What’s more, deporting criminal illegal aliens is actually a form of “double jeopardy,” she argued when asked if “an individual who arrived here under the Biden open-borders policy and went on to commit a violent crime or series of nonviolent crimes” should “have a right to stay in the U.S. indefinitely”:
“To subject non-citizens to both the criminal system and then the deportation system is inherently double jeopardy on the basis of where someone was born, right?”

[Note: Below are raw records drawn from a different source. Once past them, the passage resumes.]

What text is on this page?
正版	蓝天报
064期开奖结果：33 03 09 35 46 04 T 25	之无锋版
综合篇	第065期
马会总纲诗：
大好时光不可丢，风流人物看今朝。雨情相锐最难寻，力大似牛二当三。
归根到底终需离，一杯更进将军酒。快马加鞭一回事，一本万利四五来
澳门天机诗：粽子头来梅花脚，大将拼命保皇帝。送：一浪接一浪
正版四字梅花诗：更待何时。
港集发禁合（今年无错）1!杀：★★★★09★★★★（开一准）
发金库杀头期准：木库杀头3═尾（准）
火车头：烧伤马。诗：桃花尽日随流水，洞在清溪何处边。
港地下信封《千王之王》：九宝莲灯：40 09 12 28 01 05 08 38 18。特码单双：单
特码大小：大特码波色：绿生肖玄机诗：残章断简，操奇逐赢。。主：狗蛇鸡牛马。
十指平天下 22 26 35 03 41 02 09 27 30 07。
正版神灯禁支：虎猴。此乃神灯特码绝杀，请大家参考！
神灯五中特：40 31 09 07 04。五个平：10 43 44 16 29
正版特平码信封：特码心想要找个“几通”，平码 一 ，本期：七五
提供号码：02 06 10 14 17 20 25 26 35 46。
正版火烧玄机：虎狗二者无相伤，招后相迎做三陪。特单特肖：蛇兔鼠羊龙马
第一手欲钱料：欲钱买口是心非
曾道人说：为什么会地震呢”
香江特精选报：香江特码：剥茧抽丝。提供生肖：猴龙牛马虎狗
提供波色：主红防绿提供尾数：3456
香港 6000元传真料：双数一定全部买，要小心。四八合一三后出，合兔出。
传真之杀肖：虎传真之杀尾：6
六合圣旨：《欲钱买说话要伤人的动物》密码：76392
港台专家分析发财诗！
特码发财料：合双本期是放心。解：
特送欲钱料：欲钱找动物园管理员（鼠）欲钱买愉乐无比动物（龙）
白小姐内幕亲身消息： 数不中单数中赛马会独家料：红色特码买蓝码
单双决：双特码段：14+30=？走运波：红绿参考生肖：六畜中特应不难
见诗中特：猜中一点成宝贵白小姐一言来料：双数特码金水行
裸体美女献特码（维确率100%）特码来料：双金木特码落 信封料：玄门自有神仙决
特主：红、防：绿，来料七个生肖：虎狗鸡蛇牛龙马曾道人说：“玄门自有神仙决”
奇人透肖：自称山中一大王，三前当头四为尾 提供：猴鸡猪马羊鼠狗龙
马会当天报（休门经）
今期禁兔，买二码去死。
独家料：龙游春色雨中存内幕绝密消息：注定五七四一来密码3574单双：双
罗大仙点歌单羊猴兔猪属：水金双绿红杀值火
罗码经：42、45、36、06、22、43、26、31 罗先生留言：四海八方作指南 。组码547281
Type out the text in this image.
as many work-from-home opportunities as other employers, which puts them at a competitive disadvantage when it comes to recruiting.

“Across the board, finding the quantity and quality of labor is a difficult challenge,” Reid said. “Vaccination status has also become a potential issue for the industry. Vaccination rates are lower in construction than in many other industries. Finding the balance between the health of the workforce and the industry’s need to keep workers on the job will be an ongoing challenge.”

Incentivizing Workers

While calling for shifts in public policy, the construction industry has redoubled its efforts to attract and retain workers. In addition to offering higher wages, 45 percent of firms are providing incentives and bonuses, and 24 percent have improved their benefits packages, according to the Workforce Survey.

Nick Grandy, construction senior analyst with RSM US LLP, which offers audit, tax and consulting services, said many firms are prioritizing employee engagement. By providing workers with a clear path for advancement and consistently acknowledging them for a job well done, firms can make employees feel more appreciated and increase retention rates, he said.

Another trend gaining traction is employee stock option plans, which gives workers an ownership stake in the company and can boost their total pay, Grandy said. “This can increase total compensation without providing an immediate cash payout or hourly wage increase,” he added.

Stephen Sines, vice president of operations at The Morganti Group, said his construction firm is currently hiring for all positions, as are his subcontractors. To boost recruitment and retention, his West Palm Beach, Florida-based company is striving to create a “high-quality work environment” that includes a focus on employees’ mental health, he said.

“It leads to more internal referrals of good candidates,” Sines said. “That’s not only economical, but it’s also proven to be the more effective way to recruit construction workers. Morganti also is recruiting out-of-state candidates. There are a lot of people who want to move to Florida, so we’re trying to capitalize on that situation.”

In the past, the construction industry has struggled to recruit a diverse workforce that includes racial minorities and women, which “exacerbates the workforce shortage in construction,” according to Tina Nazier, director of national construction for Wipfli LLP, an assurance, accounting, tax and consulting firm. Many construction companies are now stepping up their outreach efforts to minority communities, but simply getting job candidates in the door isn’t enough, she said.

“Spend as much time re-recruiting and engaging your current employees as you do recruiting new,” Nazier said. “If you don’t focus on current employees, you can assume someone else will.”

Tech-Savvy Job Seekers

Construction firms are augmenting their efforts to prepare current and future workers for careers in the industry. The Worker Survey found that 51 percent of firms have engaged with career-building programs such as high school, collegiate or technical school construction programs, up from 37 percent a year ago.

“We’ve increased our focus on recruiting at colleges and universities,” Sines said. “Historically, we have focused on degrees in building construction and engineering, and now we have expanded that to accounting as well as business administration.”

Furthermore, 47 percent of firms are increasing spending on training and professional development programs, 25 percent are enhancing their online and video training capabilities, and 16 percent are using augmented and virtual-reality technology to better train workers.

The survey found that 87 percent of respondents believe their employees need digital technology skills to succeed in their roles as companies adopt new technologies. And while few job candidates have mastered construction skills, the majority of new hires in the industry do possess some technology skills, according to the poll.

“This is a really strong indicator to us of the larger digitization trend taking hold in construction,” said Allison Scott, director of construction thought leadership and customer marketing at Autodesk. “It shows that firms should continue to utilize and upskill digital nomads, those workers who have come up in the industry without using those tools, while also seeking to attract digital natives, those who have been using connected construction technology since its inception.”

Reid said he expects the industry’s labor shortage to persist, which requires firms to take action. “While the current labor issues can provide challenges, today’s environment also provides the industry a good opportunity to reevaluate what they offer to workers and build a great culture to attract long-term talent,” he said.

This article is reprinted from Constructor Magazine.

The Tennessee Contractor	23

Chevalier, a self-vowed “prison abolitionist,” made the same “double jeopardy” claim last Tuesday during a primary debate as part of a broader condemnation of the nation’s justice system:
“It's an imperfect system. It's an imperfect criminal system that I've been critical of, but we have one. And if we truly believe in a system where we don't have double jeopardy on the basis of where someone was born, then we cannot also have a system of punishment that is unique to people who were born elsewhere.”
“And so what I have said time again is we have a system that is uh we're supposed to use to handle these issues of criminality and we cannot then add on top of that another system on the basis of where someone was born,” Chevalier added.